In section 7.2, what do you mean by "no mechanisms?" RFC 4192 talks about how to address this issue, if I understand the issue correctly.   Or is the gap you are talking about the lack of a way to set all the TTLs for a zone to no more than a particular value?

Section 10.2 mentions the A6 record again.   I don't think this is helpful, because it died for a reason.   I think you should leave this out.   Also, I think you need to lead in with the authority problem—my first read of this section really puzzled me, because it seemed to be talking about a problem that is easy to solve, and it was only when I saw the acknowledgement in section 13 that I went and read the chown draft and then reread section 10.2 and understood what the gap was that was being documented.

It looks like 10.3, second bullet, is talking about the problem I mentioned in 6.3 with services not refreshing DNS information.   I think the techniques you talk about in 6.3 can address this problem, so I don't think it's an unaddressable gap.   If this isn't the gap you are talking about, a bit more exposition might be required...

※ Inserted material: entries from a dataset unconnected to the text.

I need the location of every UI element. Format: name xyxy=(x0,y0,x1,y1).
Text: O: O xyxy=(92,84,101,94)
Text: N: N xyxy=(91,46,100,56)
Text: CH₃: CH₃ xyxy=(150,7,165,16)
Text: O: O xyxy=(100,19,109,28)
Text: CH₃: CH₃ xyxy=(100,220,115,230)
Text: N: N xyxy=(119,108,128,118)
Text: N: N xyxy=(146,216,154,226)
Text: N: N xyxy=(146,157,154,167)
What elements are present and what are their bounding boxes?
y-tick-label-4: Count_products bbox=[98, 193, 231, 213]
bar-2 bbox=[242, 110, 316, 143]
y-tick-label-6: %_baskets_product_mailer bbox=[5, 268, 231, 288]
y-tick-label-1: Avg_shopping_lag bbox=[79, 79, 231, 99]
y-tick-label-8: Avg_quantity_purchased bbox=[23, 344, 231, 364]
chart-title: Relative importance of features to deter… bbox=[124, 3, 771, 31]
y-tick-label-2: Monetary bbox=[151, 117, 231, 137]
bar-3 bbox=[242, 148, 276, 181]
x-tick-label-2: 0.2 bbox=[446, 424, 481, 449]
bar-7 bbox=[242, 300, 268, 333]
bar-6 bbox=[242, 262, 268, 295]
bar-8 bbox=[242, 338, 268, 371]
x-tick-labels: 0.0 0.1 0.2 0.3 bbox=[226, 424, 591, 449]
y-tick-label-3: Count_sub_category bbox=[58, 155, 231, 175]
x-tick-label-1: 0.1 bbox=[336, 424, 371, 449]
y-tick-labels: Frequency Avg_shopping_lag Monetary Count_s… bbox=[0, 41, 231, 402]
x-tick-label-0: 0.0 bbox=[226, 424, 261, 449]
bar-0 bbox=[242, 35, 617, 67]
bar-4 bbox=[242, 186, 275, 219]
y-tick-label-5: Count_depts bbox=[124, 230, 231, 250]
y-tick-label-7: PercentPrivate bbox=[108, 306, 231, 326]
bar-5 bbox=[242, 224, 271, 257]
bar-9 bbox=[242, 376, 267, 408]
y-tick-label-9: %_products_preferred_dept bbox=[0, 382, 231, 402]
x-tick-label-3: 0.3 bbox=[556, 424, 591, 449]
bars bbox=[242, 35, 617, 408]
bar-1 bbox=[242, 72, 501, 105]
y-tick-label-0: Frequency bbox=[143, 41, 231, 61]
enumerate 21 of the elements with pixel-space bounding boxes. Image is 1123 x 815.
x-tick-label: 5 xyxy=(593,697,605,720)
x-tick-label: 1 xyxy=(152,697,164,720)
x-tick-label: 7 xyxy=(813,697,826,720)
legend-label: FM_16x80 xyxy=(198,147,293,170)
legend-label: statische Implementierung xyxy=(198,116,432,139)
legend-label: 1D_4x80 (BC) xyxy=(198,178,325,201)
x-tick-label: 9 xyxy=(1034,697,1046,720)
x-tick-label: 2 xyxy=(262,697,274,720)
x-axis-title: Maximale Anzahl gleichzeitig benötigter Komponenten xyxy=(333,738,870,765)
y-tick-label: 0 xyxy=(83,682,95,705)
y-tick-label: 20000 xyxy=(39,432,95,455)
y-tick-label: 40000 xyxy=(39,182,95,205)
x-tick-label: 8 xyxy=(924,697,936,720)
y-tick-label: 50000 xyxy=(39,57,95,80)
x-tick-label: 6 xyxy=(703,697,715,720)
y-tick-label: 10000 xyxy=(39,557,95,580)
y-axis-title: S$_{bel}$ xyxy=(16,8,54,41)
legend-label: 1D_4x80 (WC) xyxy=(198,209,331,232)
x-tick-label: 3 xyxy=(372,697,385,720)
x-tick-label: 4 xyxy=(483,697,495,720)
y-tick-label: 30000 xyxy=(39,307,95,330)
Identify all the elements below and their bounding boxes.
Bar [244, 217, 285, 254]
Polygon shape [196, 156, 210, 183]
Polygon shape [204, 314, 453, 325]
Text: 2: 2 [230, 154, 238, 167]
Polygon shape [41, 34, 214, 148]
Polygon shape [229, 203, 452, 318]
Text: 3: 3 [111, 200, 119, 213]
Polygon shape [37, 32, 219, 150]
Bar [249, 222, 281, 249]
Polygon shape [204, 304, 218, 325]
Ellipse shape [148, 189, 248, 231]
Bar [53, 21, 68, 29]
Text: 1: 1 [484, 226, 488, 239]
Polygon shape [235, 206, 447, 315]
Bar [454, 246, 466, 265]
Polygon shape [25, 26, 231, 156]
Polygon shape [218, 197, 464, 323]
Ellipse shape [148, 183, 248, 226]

(Pete Resnick) No Objection

(Martin Stiemerling) No Objection

(Sean Turner) No Objection

Comment (2013-05-14 for -07)
No email
send info
Just checking on whether these are things people think about when renumbering:

0) s11, prefix validation: Is there any reason it's not: "Prefixes from the ISP need authentication to prevent prefix fraud."  In other words what's up with the "may"; when wouldn't you need authentication?

1) s11: Do you also need to discuss issues with long-lived sessions and how to keep them alive or not (e.g., ssh connections)?

2) s11, influence on security controls:

a) If there's DHCPv6 authentication keys associated with an IP address they'll need to be changed for it to continue working - no?  Addresses in SEND certificates are going to need to get updated.  Are these further examples of what you were thinking or is this more about keeping the security up and running during the transition?

b) More generally, you can include IP addresses in certificates and if you go and renumber those protocols might, well really will, stop working until you reissue a new certificate with a new address.  Is this covered someplace else, does everybody know to do this reissue dance, or should there be a new section "Influence on Security Protocols"?